We tested the Canon ImageClass MF269dw and found that while it printed fast and gave nice looking results, it was a lot less fun than our mono MFP pick, the Brother MFC-L2750DW, with a frustrating touchscreen interface, annoying software and ridiculously slow scanning over wifi.

The Canon ImageClass MF264dw and MF267dw are very similar to the MF269dw we tested, but both have smaller ADF capacities and do not offer duplex scanning or copying. The MF264dw also lacks the fax function.

The HP LaserJet Pro MFP M227fdw has an attractive cost per page and a nice touchscreen interface, but owner reviews are deeply mediocre.

Colored all-in-one models

We have tested the Brother MFC-L3770CDW but found that it cannot compete with our AIO laser pick in terms of ease of use or raw performance. The resistive touchscreen did not react as quickly as the capacitive panel of the HP M479fdw, and the Brother iPrint & Scan software repeatedly froze when scanning multiple pages on our MacBook. Because duplex printing is not done in a single pass, two-sided documents took almost twice as long to print as the HP.

The older Brother MFC-9340CDW seems like good business with all-mode duplexing, affordable toner, and a relatively low acquisition cost, but it’s slower than our AIO color choices and has received a number of one-star reviews that are complaining about melted toner rollers and Wi-Fi connection problems.

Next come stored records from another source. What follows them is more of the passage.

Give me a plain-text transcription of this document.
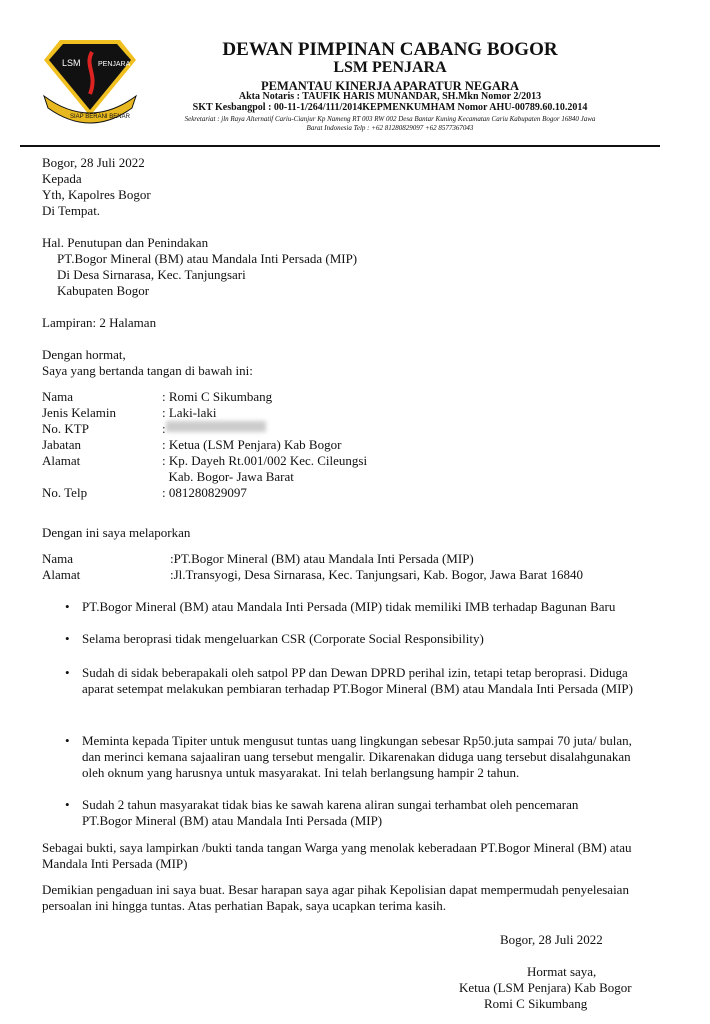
LSM PENJARA
SIAP BERANI BENAR
DEWAN PIMPINAN CABANG BOGOR
LSM PENJARA
PEMANTAU KINERJA APARATUR NEGARA
Akta Notaris : TAUFIK HARIS MUNANDAR, SH.Mkn Nomor 2/2013
SKT Kesbangpol : 00-11-1/264/111/2014KEPMENKUMHAM Nomor AHU-00789.60.10.2014
Sekretariat : jln Raya Alternatif Cariu-Cianjur Kp Nameng RT 003 RW 002 Desa Bantar Kuning Kecamatan Cariu Kabupaten Bogor 16840 Jawa
Barat Indonesia Telp : +62 81280829097 +62 8577367043
Bogor, 28 Juli 2022
Kepada
Yth, Kapolres Bogor
Di Tempat.
Hal. Penutupan dan Penindakan
PT.Bogor Mineral (BM) atau Mandala Inti Persada (MIP)
Di Desa Sirnarasa, Kec. Tanjungsari
Kabupaten Bogor
Lampiran: 2 Halaman
Dengan hormat,
Saya yang bertanda tangan di bawah ini:
Nama	: Romi C Sikumbang
Jenis Kelamin	: Laki-laki
No. KTP	:
Jabatan	: Ketua (LSM Penjara) Kab Bogor
Alamat	: Kp. Dayeh Rt.001/002 Kec. Cileungsi
Kab. Bogor- Jawa Barat
No. Telp	: 081280829097
Dengan ini saya melaporkan
Nama	:PT.Bogor Mineral (BM) atau Mandala Inti Persada (MIP)
Alamat	:Jl.Transyogi, Desa Sirnarasa, Kec. Tanjungsari, Kab. Bogor, Jawa Barat 16840
• PT.Bogor Mineral (BM) atau Mandala Inti Persada (MIP) tidak memiliki IMB terhadap Bagunan Baru
• Selama beroprasi tidak mengeluarkan CSR (Corporate Social Responsibility)
• Sudah di sidak beberapakali oleh satpol PP dan Dewan DPRD perihal izin, tetapi tetap beroprasi. Diduga aparat setempat melakukan pembiaran terhadap PT.Bogor Mineral (BM) atau Mandala Inti Persada (MIP)
• Meminta kepada Tipiter untuk mengusut tuntas uang lingkungan sebesar Rp50.juta sampai 70 juta/ bulan, dan merinci kemana sajaaliran uang tersebut mengalir. Dikarenakan diduga uang tersebut disalahgunakan oleh oknum yang harusnya untuk masyarakat. Ini telah berlangsung hampir 2 tahun.
• Sudah 2 tahun masyarakat tidak bias ke sawah karena aliran sungai terhambat oleh pencemaran PT.Bogor Mineral (BM) atau Mandala Inti Persada (MIP)
Sebagai bukti, saya lampirkan /bukti tanda tangan Warga yang menolak keberadaan PT.Bogor Mineral (BM) atau Mandala Inti Persada (MIP)
Demikian pengaduan ini saya buat. Besar harapan saya agar pihak Kepolisian dapat mempermudah penyelesaian persoalan ini hingga tuntas. Atas perhatian Bapak, saya ucapkan terima kasih.
Bogor, 28 Juli 2022
Hormat saya,
Ketua (LSM Penjara) Kab Bogor
Romi C Sikumbang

On paper, the Canon Color ImageClass MF644Cdw and MF743Cdw compete well with our all-in-one color laser. Unfortunately, while they showed great speed and performance in our tests, their clunky user interface, resistive touchscreen, and outdated PC and Mac software made them much more difficult to work with than the HP M479fdw. We also had problems getting the printers to accept a properly formatted USB stick. This seems like one thing that shouldn’t be hard to find.